La storia dice tra l’altro che è stato realizzato a tempo record.

«L’idea di costruire un nuovo palasport Modena l’avevano avuta già qualche anno prima, quando l’assessore allo sport era Ariani, ma fu nel 1984 che l’ipotesi divenne concreta. Scegliemmo in Giunta il progetto presentato dall’architetto Vinicio Vecchi, che ha al suo attivo anche quelli del Cinema Principe e Raffaello, e partimmo con i lavori nel luglio del 1984. Fu un periodo bellissimo, 14 mesi intensissimi che non dimenticherò mai in cui io e l’allora assessore ai lavori pubblici Giovanni Romagnoli passammo quasi tutte le nostre giornate a veder nascere la nostra creatura.

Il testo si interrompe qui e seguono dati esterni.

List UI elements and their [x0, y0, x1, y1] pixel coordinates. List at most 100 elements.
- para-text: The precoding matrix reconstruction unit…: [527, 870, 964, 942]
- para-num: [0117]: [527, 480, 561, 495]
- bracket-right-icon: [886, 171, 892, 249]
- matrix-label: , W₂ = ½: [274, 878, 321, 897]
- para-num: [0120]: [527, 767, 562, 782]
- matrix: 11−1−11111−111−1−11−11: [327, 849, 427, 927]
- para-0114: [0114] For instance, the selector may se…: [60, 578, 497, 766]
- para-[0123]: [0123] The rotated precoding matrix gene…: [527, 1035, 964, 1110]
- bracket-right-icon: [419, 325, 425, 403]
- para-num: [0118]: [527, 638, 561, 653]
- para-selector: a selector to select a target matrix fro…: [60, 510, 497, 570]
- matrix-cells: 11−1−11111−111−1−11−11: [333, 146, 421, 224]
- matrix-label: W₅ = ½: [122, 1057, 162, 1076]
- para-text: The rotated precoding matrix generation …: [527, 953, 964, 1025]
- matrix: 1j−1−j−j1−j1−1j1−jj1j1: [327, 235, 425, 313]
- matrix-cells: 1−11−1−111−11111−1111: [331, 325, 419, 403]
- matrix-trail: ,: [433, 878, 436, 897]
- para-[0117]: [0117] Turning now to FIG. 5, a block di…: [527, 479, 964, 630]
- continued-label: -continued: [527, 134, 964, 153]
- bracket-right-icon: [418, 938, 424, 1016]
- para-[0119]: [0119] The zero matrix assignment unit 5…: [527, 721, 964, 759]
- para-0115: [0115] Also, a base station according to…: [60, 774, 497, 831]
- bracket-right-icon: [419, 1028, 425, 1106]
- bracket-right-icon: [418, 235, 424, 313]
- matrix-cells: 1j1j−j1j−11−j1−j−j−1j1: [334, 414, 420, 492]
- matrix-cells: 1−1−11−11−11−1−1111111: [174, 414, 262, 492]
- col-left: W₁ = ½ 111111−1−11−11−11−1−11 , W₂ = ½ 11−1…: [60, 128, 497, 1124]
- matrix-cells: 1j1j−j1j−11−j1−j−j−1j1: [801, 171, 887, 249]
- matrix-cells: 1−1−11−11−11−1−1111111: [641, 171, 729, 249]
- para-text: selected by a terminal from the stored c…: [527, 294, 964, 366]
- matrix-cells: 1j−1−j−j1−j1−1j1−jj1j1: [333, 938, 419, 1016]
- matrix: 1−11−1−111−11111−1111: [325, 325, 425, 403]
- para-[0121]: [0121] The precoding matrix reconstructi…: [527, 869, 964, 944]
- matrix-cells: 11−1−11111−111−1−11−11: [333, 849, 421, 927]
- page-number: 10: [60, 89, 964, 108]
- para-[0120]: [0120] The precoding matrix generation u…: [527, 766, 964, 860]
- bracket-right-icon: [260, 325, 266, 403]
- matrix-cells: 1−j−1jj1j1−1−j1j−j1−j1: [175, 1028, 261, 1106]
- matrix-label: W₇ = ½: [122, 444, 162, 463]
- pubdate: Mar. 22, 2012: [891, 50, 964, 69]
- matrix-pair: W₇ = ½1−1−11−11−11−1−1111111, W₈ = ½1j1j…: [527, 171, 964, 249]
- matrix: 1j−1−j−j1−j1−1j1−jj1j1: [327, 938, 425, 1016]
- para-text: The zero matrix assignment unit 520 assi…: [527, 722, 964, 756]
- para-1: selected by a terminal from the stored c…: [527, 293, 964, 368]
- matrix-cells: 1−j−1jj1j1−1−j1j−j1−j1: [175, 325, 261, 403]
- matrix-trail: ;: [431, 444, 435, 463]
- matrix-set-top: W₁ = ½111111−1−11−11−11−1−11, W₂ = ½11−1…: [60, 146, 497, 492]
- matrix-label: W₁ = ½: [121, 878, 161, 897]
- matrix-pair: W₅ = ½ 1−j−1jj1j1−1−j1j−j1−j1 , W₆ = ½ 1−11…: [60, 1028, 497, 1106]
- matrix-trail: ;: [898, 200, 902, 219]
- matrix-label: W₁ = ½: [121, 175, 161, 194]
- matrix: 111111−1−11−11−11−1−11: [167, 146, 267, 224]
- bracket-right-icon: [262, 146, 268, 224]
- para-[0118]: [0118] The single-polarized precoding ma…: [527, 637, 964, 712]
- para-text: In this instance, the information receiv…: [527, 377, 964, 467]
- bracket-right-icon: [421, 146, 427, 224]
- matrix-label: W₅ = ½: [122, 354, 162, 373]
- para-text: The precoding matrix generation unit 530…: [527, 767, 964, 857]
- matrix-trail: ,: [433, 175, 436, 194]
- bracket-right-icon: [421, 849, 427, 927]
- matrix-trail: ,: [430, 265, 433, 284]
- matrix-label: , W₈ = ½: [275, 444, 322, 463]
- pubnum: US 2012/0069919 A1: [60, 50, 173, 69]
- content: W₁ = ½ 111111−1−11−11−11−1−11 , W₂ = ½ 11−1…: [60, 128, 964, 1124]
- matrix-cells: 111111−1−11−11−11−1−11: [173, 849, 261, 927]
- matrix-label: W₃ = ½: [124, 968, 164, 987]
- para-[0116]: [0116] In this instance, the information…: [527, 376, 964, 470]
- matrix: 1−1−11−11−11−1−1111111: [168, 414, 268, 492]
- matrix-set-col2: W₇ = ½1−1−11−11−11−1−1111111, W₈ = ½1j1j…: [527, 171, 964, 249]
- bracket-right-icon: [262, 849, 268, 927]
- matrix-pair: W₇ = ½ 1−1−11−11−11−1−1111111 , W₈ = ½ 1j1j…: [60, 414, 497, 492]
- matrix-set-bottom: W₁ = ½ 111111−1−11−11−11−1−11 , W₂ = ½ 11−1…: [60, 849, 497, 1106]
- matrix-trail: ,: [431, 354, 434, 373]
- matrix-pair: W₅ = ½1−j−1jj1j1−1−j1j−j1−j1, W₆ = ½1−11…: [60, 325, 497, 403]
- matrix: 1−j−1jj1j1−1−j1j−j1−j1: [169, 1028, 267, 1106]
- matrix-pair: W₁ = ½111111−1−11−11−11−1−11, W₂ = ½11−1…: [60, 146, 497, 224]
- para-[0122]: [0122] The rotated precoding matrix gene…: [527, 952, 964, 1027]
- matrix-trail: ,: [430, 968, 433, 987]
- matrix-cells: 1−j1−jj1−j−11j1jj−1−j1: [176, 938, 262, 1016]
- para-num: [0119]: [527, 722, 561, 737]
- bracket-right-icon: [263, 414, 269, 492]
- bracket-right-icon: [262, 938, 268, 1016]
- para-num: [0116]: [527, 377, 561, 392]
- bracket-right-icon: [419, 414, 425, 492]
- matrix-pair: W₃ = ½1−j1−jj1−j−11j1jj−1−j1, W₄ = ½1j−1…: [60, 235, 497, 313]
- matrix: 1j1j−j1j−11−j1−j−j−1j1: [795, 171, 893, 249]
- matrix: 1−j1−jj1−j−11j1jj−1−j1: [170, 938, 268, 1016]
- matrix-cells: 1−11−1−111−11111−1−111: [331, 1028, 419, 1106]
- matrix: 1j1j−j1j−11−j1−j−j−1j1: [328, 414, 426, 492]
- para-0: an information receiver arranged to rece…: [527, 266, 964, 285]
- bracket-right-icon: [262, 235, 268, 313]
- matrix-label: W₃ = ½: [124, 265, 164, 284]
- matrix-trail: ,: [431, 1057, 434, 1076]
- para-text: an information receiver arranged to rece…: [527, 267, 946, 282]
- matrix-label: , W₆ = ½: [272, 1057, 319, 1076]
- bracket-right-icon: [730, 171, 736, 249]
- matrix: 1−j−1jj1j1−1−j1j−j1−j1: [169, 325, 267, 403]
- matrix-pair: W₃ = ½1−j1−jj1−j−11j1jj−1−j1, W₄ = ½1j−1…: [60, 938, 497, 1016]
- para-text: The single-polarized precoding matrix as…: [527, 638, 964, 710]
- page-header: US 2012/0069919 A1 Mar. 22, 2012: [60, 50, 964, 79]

Volevamo che il progetto fosse rispettato alla lettera e che i costi non sforassero quanto previsto: alla fine si superò di poco il miliardo delle vecchie lire, ma devo dire che ne valse la pena e ho avuto l’onore di poterlo inaugurare nel settembre del 1985 alla presenza di tutte le autorità civili, religiose e sportive non solo di Modena».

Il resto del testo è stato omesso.